Miss McCarthy turns to me and her voice shifts from harsh to hushed in a New Jersey minute.
“Connor . . . how are you?”
It’s how a lot of the locals talk to me now—like somebody fucking died. Such is life in a small town. Everyone knows everyone’s business, so they heard the divorce wasn’t exactly my idea. Poor Connor Daniels.
Oh, the humanity.
“I’m doing all right, Miss McCarthy. Can’t complain.”
“You were always my favorite Daniels, Connor.”
Garrett puts his hand over his heart.
“That hurts.”
Ryan pipes up from behind me, “I thought I was your favorite Daniels, Miss McCarthy.”
She glowers at him, her full, firm cheeks pulling downward.
“You weren’t, Ryan James.”
Miss McCarthy is the only person on earth outside of my parents who automatically tacks on Ryan’s middle name. There’s a backstory there.
Today, Ryan’s a respected, well-liked Lakeside police officer with an impeccable service record. But back in his teen years he was a jackass. And I don’t mean your run-of-the-mill, clueless adolescent kind of jackass.
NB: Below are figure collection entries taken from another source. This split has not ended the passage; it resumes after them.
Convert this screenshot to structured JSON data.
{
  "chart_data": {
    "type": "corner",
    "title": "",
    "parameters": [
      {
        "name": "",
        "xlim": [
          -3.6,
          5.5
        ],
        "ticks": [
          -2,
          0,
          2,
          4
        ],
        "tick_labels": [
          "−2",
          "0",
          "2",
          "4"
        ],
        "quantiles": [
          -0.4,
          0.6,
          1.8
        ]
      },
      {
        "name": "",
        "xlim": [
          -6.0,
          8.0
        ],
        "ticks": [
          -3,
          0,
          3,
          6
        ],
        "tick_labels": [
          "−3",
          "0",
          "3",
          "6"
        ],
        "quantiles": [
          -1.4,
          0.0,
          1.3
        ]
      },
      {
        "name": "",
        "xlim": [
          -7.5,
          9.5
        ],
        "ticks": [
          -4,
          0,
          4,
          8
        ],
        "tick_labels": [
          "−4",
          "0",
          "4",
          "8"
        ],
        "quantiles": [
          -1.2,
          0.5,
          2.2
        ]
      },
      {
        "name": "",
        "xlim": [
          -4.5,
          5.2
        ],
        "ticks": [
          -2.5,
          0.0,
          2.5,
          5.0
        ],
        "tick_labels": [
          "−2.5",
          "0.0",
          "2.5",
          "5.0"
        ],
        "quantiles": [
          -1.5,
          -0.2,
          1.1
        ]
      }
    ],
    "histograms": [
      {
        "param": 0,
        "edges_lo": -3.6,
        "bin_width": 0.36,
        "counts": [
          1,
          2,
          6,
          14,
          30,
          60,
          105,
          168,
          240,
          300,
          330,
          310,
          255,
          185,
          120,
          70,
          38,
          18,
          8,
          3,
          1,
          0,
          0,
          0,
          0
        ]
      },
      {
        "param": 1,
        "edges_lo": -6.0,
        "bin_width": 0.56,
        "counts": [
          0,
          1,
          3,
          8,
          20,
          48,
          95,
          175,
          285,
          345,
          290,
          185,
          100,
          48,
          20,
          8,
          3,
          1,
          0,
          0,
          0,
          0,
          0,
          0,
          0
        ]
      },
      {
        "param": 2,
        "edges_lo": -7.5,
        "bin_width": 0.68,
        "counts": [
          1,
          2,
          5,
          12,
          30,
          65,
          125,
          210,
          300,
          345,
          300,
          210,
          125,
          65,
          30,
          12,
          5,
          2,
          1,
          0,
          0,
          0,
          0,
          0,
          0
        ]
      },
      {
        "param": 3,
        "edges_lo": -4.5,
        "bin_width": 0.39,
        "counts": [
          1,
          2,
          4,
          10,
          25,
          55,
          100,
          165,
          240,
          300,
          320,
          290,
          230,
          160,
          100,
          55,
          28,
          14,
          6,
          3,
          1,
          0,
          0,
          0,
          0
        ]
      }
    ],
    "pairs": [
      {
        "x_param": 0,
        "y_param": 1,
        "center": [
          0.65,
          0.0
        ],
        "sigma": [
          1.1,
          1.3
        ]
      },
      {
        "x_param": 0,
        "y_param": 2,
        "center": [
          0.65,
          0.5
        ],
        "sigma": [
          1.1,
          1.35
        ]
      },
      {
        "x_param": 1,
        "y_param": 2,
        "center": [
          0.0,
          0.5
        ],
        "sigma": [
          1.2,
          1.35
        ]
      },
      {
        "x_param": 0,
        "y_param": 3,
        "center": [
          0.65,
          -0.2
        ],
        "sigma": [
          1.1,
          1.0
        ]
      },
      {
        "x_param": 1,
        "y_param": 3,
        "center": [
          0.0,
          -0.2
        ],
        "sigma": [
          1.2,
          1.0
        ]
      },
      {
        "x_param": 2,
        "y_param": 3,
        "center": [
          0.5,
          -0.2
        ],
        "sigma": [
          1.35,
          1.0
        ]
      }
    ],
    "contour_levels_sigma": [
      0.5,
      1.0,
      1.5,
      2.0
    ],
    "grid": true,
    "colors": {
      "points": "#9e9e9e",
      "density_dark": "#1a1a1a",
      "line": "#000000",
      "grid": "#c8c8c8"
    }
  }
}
I’m talking hardcore obnoxious, noogies to freshman skulls, cherry bombs in the toilets, mooning the opposing football team across the field at halftime type of jackass.
Until junior year, when a curly-haired, Brooklyn-born girl named Angela Caravusio moved to Lakeside and started dating him.
I remember it like it was yesterday. The day Angy stood in our living room in front of my parents and brothers and told Ryan in that Carmela Soprano–ringer of an accent, “I’m not goin’ out with a frigging jackass, Ryan. Grow up!”
I think that was the day my brother fell in love with her. It was the day we all kind of fell in love with her.
Because that was the day Ryan stopped being a jackass.
“All right—my ice cream is melting; we gotta get going,” Miss McCarthy says. “Garrett, I’ll see you Monday, bright and early. Connor . . . ” and her tone drops back to funeral-lite, “Keep your chin up. Being single has its benefits. Just look at me.”
Yep. Super. Living the dream.
“Thanks, Miss McCarthy. That’s comforting.”
After we go inside and grab diapers for Charlotte, a just-in-case-they-need-it gallon of milk for Ryan, and a pack of protein bars Tim has been dying to try, we check out and head back toward my truck.
When we step outside, the sun’s at that low, dipped angle that feels like it’s aiming its blinding orange light directly into your pupils. So it takes a second for my vision to clear.
But when it does, I see someone. Someone I know.
A few feet away, pushing her cart across the parking lot toward her powder-blue Volkswagen Beetle convertible in denim cut-off shorts and a tiny white T-shirt. Her chocolate-brown hair is in a high, long ponytail—the soft, wavy strands lifting gently in the spring breeze.